It’s the little things in life …
There is no International “Day of the Handkerchief” and, after all the good they provide, perhaps it’s about time we change that

Many years ago, I was introduced to handkerchiefs by a good friend of mine. For me, a child of the 90s, they were a relic of the past along with corduroy pants and the wool berets of “old-fashioned people” (that is, people over 75). Point in case, my friend (the handkerchief fan) was a WW II kid who was eager to preach their usefulness. Instead of using commercial paper tissue that destroys the planet (and your wallet), “you blow your nose and then put it back in your sleeve,” he said, demonstrating, with the red cotton piece hanging off of his wrist.
Despite my strong convictions to do the right thing for the environment, I remained skeptical of handkerchiefs, thinking they were things out of Charles Dickens’ stories—until about a decade ago when a toilet-paper drama morphed into a lesson in humility.
A group of paddler friends and myself were at the Bettles Ranger Station and Visitor Center in the Gates of the Arctic National Park and Preserve, in Alaska, about to embark on a month-long canoe trip. We were summoned to a backcountry orientation session (all of us experienced trippers). The park ranger, assisted by educational slides, lectured us about the animals and plants we would surely encounter during our trip—bears, birds and bull moose.

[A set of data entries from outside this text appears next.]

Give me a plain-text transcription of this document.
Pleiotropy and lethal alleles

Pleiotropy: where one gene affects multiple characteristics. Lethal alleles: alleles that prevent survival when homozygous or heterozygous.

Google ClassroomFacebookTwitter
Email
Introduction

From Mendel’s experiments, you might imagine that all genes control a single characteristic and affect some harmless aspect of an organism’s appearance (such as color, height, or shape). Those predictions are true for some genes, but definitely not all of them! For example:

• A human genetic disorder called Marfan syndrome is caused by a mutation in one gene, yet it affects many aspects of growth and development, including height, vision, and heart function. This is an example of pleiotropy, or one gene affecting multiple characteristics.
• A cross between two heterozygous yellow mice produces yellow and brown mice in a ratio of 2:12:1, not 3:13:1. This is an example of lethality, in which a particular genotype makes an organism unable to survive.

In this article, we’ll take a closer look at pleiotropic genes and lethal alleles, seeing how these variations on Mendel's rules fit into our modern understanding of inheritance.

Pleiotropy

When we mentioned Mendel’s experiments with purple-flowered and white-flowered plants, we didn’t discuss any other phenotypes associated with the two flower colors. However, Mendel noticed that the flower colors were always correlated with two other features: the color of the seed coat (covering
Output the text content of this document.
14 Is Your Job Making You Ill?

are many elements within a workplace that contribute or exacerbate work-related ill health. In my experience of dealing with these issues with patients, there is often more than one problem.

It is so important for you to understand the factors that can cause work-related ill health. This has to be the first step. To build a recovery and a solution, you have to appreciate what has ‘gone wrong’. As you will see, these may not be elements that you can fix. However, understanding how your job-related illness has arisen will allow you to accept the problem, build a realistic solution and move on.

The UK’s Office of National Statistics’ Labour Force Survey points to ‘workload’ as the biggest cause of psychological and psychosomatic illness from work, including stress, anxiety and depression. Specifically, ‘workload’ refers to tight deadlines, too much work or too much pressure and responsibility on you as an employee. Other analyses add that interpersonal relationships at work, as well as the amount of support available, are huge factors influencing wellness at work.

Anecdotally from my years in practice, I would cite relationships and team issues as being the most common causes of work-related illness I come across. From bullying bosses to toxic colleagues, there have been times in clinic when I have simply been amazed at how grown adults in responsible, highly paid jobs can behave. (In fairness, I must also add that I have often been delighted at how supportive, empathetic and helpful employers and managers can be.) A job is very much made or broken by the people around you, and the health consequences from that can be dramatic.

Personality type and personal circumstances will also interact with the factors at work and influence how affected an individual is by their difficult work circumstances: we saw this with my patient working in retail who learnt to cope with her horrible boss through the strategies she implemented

The dutiful young woman “pushed it” with one slide, illustrating the correct way to poop in the park: you must fully squat and bury the offending material. She then handed us various promotional knick–knacks. At that point, she was severely testing everyone’s patience. I grabbed one of the knick-knacks (a sticker of some sort) and left the building. It’s only while we were all walking away from the visitor centre that I noticed others with their new orange hankies. This was one of the knick-knacks I had turned up my nose at.
On the very first day of the trip, I came down with a benign cold that turned my nostrils into Niagara Falls. With a foggy brain, I went for my toilet-paper stash, having nothing else to blow my nose into. After a few days of this arrangement, my toilet-paper stash was not only depleted, but it would also not last the entire trip (uh-oh!). Because the trip was long (four weeks) and remarkably remote, we had a satellite phone with us, to stay in touch with loved ones. We had set-up a system where we would phone one person, once a week, who, in turn, would relay our news to our contact person. For me, this was my dad.
So when it came to our weekly call, I joked with our call person—a friend’s wife—about asking my dad for a toilet-paper airdrop. The message was relayed. A few days later, on the river, a float plane approached our group, circling above us at a low altitude for several minutes. Eventually, the pilot landed the plane about 200 metres from us, on the river.
“Someone died,” muttered my paddling partner. As we paddled closer, the pilot got out on the plane pontoon, struck a pose and waited for us.
“My dad sent toilet paper,” I whispered to myself, speculating and flabbergasted at the possibility of it all.
“Are you the overdue group?” asked the pilot, now within earshot. No we weren’t, and nobody was dead. Nor was this a toilet-paper delivery. Although we were concerned people might be missing on the river, the pilot was optimistic that he would spot them later. Before he departed, a friend asked (to spare me the embarrassment) if he had toilet paper in his plane. “Oh yeah, I sure do,” he said as he pulled out two full rolls.
At that moment, I realized two things: you can rely on bush pilots for toilet paper, and a certain orange handkerchief would have prevented this pickle.
From that trip onward, I never travelled without a handkerchief. In the wilderness of the Yukon, they clean my face and remove sunscreen from my skin. In hot climates, they get soaked in cold water and cool down my head. Even on a recent trip to Montreal, having caught the “flight flu,” my handkerchief saved me from carrying two metric tonnes of paper tissue in my carry-on.
There is no International “Day of the Handkerchief” and, after all the good they provide, perhaps it’s about time we change that.